Exercising Your Rights: To exercise any of these rights, please contact us using the details provided above. We will respond within one month of receiving your request.

7. Cookies and Tracking Technologies

We use cookies and similar technologies to:

  • Essential Cookies: Necessary for website functionality (e.g., shopping cart)
  • Analytics Cookies: Google Analytics to understand website usage
  • Marketing Cookies: Google Tag Manager for marketing analytics
  • Preference Cookies: Remember your settings and preferences

You can control cookies through your browser settings. However, disabling certain cookies may affect website functionality.

8. Data Security

We implement appropriate technical and organizational measures to protect your personal data, including:

  • SSL encryption for data transmission
  • Secure hosting with reputable providers
  • Regular security updates and monitoring
  • Limited access to personal data on a need-to-know basis
  • Secure payment processing through PCI-compliant providers

9. Third-Party Services

Our website may contain links to third-party websites or integrate with third-party services. This Privacy Policy does not apply to these external services. We recommend reviewing their privacy policies.

Key Third-Party Services:

  • Google Analytics: Website analytics and performance monitoring
  • Payment Processors: Secure payment processing for orders
  • Shipping Partners: Order fulfillment and delivery services
  • Email Service Providers: For sending transactional and marketing emails

10. Children's Privacy

Our website is not directed at children under 13. We do not knowingly collect personal information from children under 13. If you believe we have collected information from a child under 13, please contact us immediately.

11. Changes to This Privacy Policy

We may update this Privacy Policy from time to time. We will notify you of any material changes by posting the updated policy on our website with a new "Last Updated" date. Your continued use of our website after such changes constitutes acceptance of the updated policy.

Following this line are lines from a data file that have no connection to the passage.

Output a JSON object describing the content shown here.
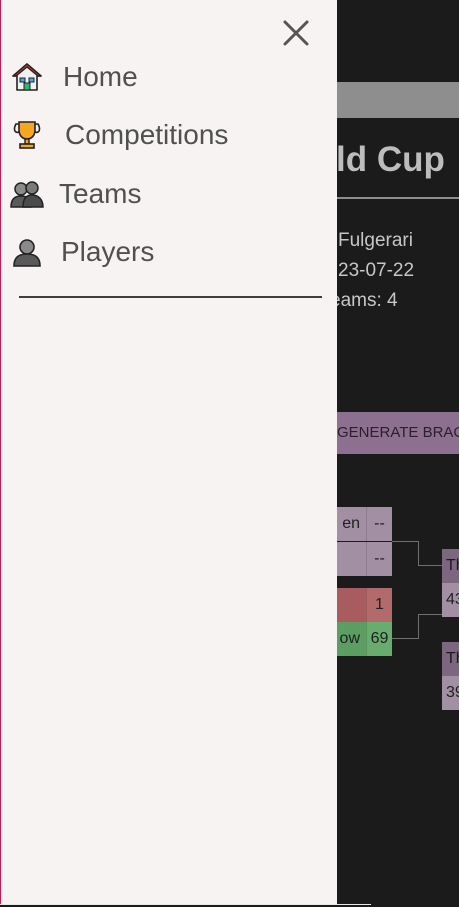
{
  "background": {
    "title": "ld Cup",
    "info": [
      "Fulgerari",
      "23-07-22",
      "eams: 4"
    ],
    "generate_button": "GENERATE BRAC",
    "bracket": {
      "round1": [
        {
          "name": "en",
          "score": "--"
        },
        {
          "name": "",
          "score": "--"
        },
        {
          "name": "",
          "score": "1"
        },
        {
          "name": "ow",
          "score": "69"
        }
      ],
      "round2": [
        {
          "header": "Th",
          "value": "43"
        },
        {
          "header": "Th",
          "value": "39"
        }
      ]
    }
  },
  "sidebar": {
    "close_icon": "close-icon",
    "items": [
      {
        "label": "Home",
        "icon": "house-icon"
      },
      {
        "label": "Competitions",
        "icon": "trophy-icon"
      },
      {
        "label": "Teams",
        "icon": "people-icon"
      },
      {
        "label": "Players",
        "icon": "person-icon"
      }
    ]
  },
  "colors": {
    "drawer_bg": "#f7f3f2",
    "page_bg": "#1b1b1b",
    "accent_purple": "#8d6f8f",
    "win_green": "#5c9e62",
    "lose_red": "#a95c5e"
  }
}
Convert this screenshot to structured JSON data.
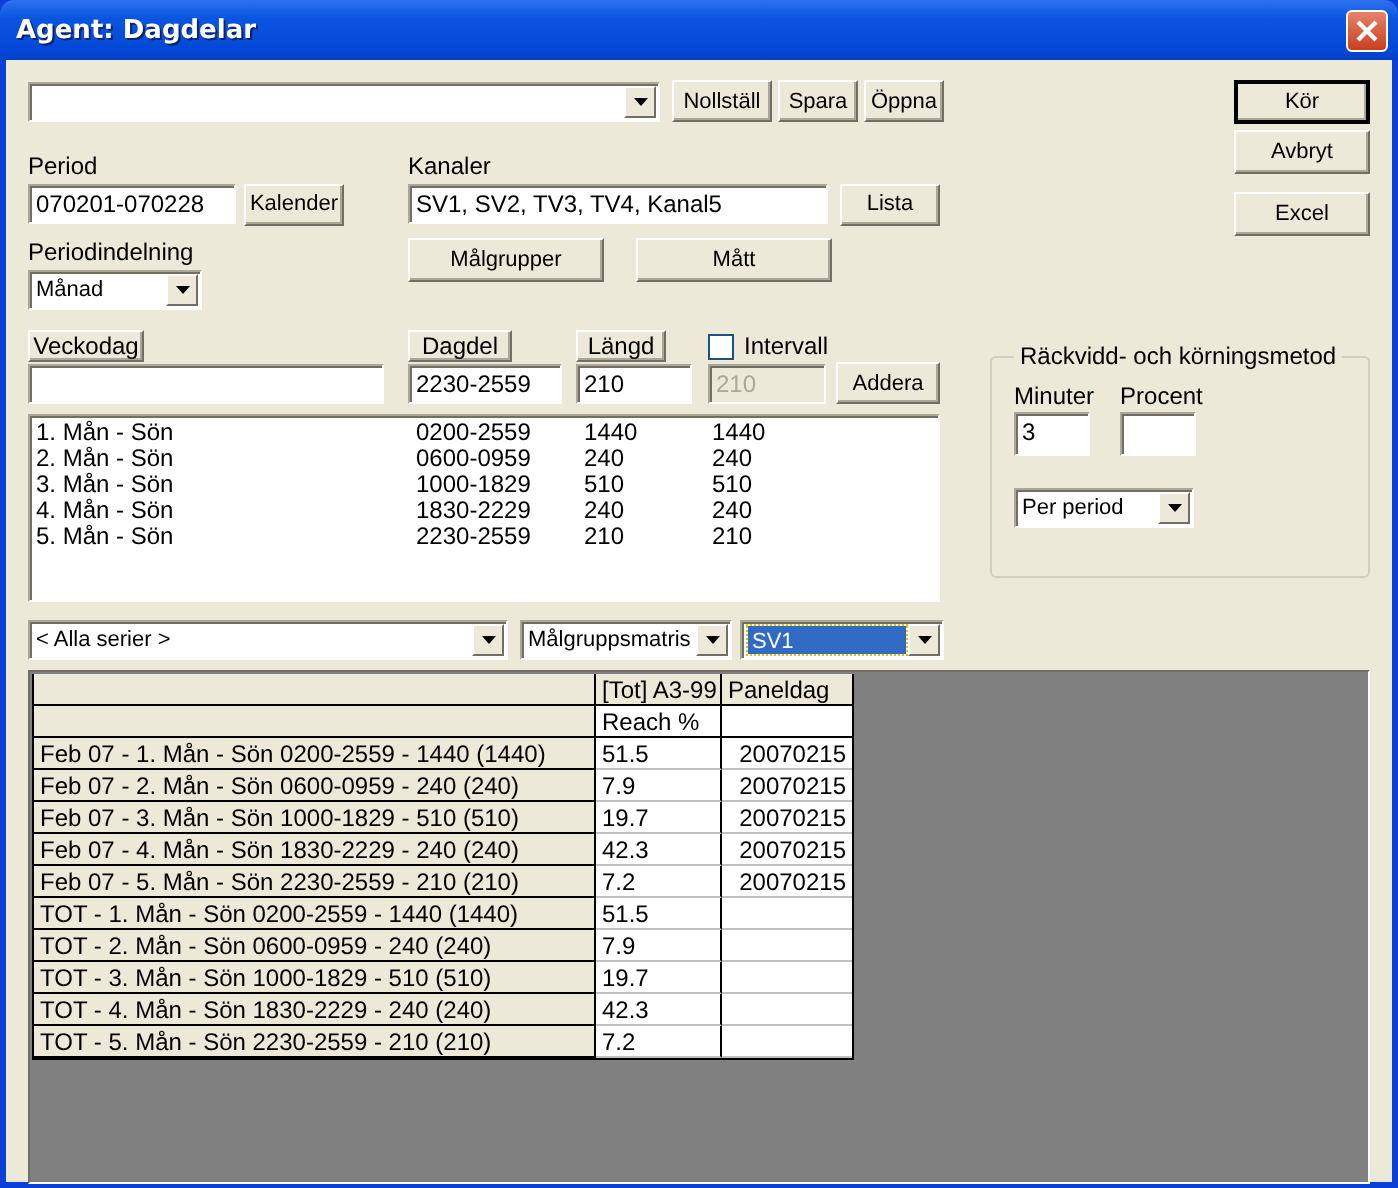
{
  "window": {
    "title": "Agent: Dagdelar"
  },
  "top_buttons": [
    "Nollställ",
    "Spara",
    "Öppna"
  ],
  "action_buttons": [
    {
      "label": "Kör",
      "default": true
    },
    {
      "label": "Avbryt",
      "default": false
    },
    {
      "label": "Excel",
      "default": false
    }
  ],
  "period": {
    "label": "Period",
    "value": "070201-070228",
    "button": "Kalender"
  },
  "periodindelning": {
    "label": "Periodindelning",
    "value": "Månad"
  },
  "kanaler": {
    "label": "Kanaler",
    "value": "SV1, SV2, TV3, TV4, Kanal5",
    "button": "Lista"
  },
  "mid_buttons": [
    "Målgrupper",
    "Mått"
  ],
  "daypart_editor": {
    "veckodag": {
      "label": "Veckodag"
    },
    "dagdel": {
      "label": "Dagdel",
      "value": "2230-2559"
    },
    "langd": {
      "label": "Längd",
      "value": "210"
    },
    "intervall": {
      "label": "Intervall",
      "checked": false,
      "value": "210",
      "disabled": true
    },
    "add_button": "Addera"
  },
  "dayparts": [
    {
      "day": "1. Mån - Sön",
      "time": "0200-2559",
      "length": "1440",
      "interval": "1440"
    },
    {
      "day": "2. Mån - Sön",
      "time": "0600-0959",
      "length": "240",
      "interval": "240"
    },
    {
      "day": "3. Mån - Sön",
      "time": "1000-1829",
      "length": "510",
      "interval": "510"
    },
    {
      "day": "4. Mån - Sön",
      "time": "1830-2229",
      "length": "240",
      "interval": "240"
    },
    {
      "day": "5. Mån - Sön",
      "time": "2230-2559",
      "length": "210",
      "interval": "210"
    }
  ],
  "reach_group": {
    "title": "Räckvidd- och körningsmetod",
    "minuter": {
      "label": "Minuter",
      "value": "3"
    },
    "procent": {
      "label": "Procent"
    },
    "method": "Per period"
  },
  "filters": [
    {
      "value": "< Alla serier >",
      "selected": false
    },
    {
      "value": "Målgruppsmatris",
      "selected": false
    },
    {
      "value": "SV1",
      "selected": true
    }
  ],
  "grid": {
    "columns": [
      {
        "label": "[Tot] A3-99",
        "subheader": "Reach %"
      },
      {
        "label": "Paneldag"
      }
    ],
    "rows": [
      {
        "label": "Feb 07 - 1. Mån - Sön 0200-2559 - 1440 (1440)",
        "values": [
          "51.5",
          "20070215"
        ]
      },
      {
        "label": "Feb 07 - 2. Mån - Sön 0600-0959 - 240 (240)",
        "values": [
          "7.9",
          "20070215"
        ]
      },
      {
        "label": "Feb 07 - 3. Mån - Sön 1000-1829 - 510 (510)",
        "values": [
          "19.7",
          "20070215"
        ]
      },
      {
        "label": "Feb 07 - 4. Mån - Sön 1830-2229 - 240 (240)",
        "values": [
          "42.3",
          "20070215"
        ]
      },
      {
        "label": "Feb 07 - 5. Mån - Sön 2230-2559 - 210 (210)",
        "values": [
          "7.2",
          "20070215"
        ]
      },
      {
        "label": "TOT - 1. Mån - Sön 0200-2559 - 1440 (1440)",
        "values": [
          "51.5"
        ]
      },
      {
        "label": "TOT - 2. Mån - Sön 0600-0959 - 240 (240)",
        "values": [
          "7.9"
        ]
      },
      {
        "label": "TOT - 3. Mån - Sön 1000-1829 - 510 (510)",
        "values": [
          "19.7"
        ]
      },
      {
        "label": "TOT - 4. Mån - Sön 1830-2229 - 240 (240)",
        "values": [
          "42.3"
        ]
      },
      {
        "label": "TOT - 5. Mån - Sön 2230-2559 - 210 (210)",
        "values": [
          "7.2"
        ]
      }
    ]
  }
}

12. Contact Us and Complaints

If you have any questions about this Privacy Policy or wish to exercise your rights, please contact us through our website contact form.

Right to Complain: You have the right to lodge a complaint with the UK Information Commissioner's Office (ICO) if you believe your personal data has been processed unlawfully. You can contact the ICO at ico.org.uk or by calling 0303 123 1113.